Within mental health care systems, physiotherapists should be seen as valuable members of a multidisciplinary approach. Several strategies to initiate and stimulate physiotherapy within the mental health care systems of SSA are possible. For example, continued medical education, which is a common practice in SSA [13], should be used to inform supervising mental health care professionals on the importance of physiotherapy. Policy makers should be made aware that investment in physiotherapy could optimize mental and physical health improvements while inclusion of physiotherapists in lifestyle interventions will improve adherence and reduce dropout [32, 33] and consequently will be cost-effective. Physiotherapy institutions should focus on the importance of physiotherapy for mental health in order to improve the competencies of their graduates in this field. All physiotherapists should be able to recognize the signs and symptoms of the main disorders and demonstrate basic knowledge of the causes. Next to this, physiotherapists should be trained in basic therapeutic interactions (e.g. communication, attitude) and in basic motivational skills (e.g., motivational interviewing). Research should explore the most optimal form of physiotherapy delivery in different contexts in low-resourced settings. For example, physiotherapy trials in different settings could explore whether assisting people with mental health problems in fulfilling three universal, psychological needs: (a) the need for autonomy (i.e., experiencing a sense of psychological freedom when engaging in physiotherapy exercises), (b) the need for competence (i.e., ability to attain desired outcomes following physiotherapy), and (c) the need for relatedness (i.e., feeling socially connected) will increase the likelihood that they adopt or maintain for example an active lifestyle [34].

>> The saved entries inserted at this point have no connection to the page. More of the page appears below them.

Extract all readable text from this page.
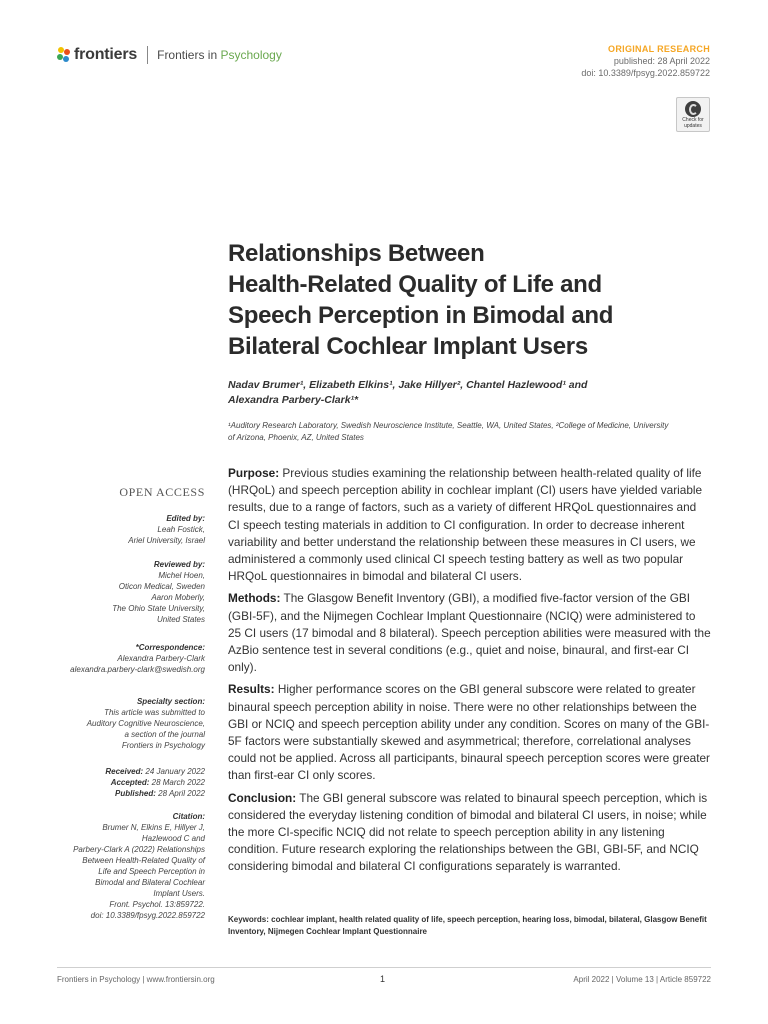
frontiers Frontiers in Psychology	ORIGINAL RESEARCH
published: 28 April 2022
doi: 10.3389/fpsyg.2022.859722
Check for
updates
Relationships Between
Health-Related Quality of Life and
Speech Perception in Bimodal and
Bilateral Cochlear Implant Users
Nadav Brumer¹, Elizabeth Elkins¹, Jake Hillyer², Chantel Hazlewood¹ and
Alexandra Parbery-Clark¹*
¹Auditory Research Laboratory, Swedish Neuroscience Institute, Seattle, WA, United States, ²College of Medicine, University
of Arizona, Phoenix, AZ, United States
OPEN ACCESS
Edited by:
Leah Fostick,
Ariel University, Israel
Reviewed by:
Michel Hoen,
Oticon Medical, Sweden
Aaron Moberly,
The Ohio State University,
United States
*Correspondence:
Alexandra Parbery-Clark
alexandra.parbery-clark@swedish.org
Specialty section:
This article was submitted to
Auditory Cognitive Neuroscience,
a section of the journal
Frontiers in Psychology
Received: 24 January 2022
Accepted: 28 March 2022
Published: 28 April 2022
Citation:
Brumer N, Elkins E, Hillyer J,
Hazlewood C and
Parbery-Clark A (2022) Relationships
Between Health-Related Quality of
Life and Speech Perception in
Bimodal and Bilateral Cochlear
Implant Users.
Front. Psychol. 13:859722.
doi: 10.3389/fpsyg.2022.859722

Purpose: Previous studies examining the relationship between health-related quality of life (HRQoL) and speech perception ability in cochlear implant (CI) users have yielded variable results, due to a range of factors, such as a variety of different HRQoL questionnaires and CI speech testing materials in addition to CI configuration. In order to decrease inherent variability and better understand the relationship between these measures in CI users, we administered a commonly used clinical CI speech testing battery as well as two popular HRQoL questionnaires in bimodal and bilateral CI users.

Methods: The Glasgow Benefit Inventory (GBI), a modified five-factor version of the GBI (GBI-5F), and the Nijmegen Cochlear Implant Questionnaire (NCIQ) were administered to 25 CI users (17 bimodal and 8 bilateral). Speech perception abilities were measured with the AzBio sentence test in several conditions (e.g., quiet and noise, binaural, and first-ear CI only).

Results: Higher performance scores on the GBI general subscore were related to greater binaural speech perception ability in noise. There were no other relationships between the GBI or NCIQ and speech perception ability under any condition. Scores on many of the GBI-5F factors were substantially skewed and asymmetrical; therefore, correlational analyses could not be applied. Across all participants, binaural speech perception scores were greater than first-ear CI only scores.

Conclusion: The GBI general subscore was related to binaural speech perception, which is considered the everyday listening condition of bimodal and bilateral CI users, in noise; while the more CI-specific NCIQ did not relate to speech perception ability in any listening condition. Future research exploring the relationships between the GBI, GBI-5F, and NCIQ considering bimodal and bilateral CI configurations separately is warranted.

Keywords: cochlear implant, health related quality of life, speech perception, hearing loss, bimodal, bilateral, Glasgow Benefit Inventory, Nijmegen Cochlear Implant Questionnaire
Frontiers in Psychology | www.frontiersin.org	1	April 2022 | Volume 13 | Article 859722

The current findings should be interpreted in light of some methodological limitations. First of all, as we only searched PubMed, several relevant articles might be missed. However, to minimize this risk, we performed additional hand search by reviewing references listed in the included original publications. Second, due to the limited literature available we were not able to perform a more rigorous meta-analysis.

Conclusions

The current data shows that in SSA the importance of considering physiotherapy in mental health care is largely ignored in the current policies and within the current research. Policy makers and existing work force should be informed about the potential of physiotherapy in the multidisciplinary treatment of people with mental health problems. There is a need to invest in physiotherapy in the mental health care settings, and research and training in institutes of SSA countries. There is already, however limited, evidence that the inclusion of physiotherapists in the treatment will improve outcomes.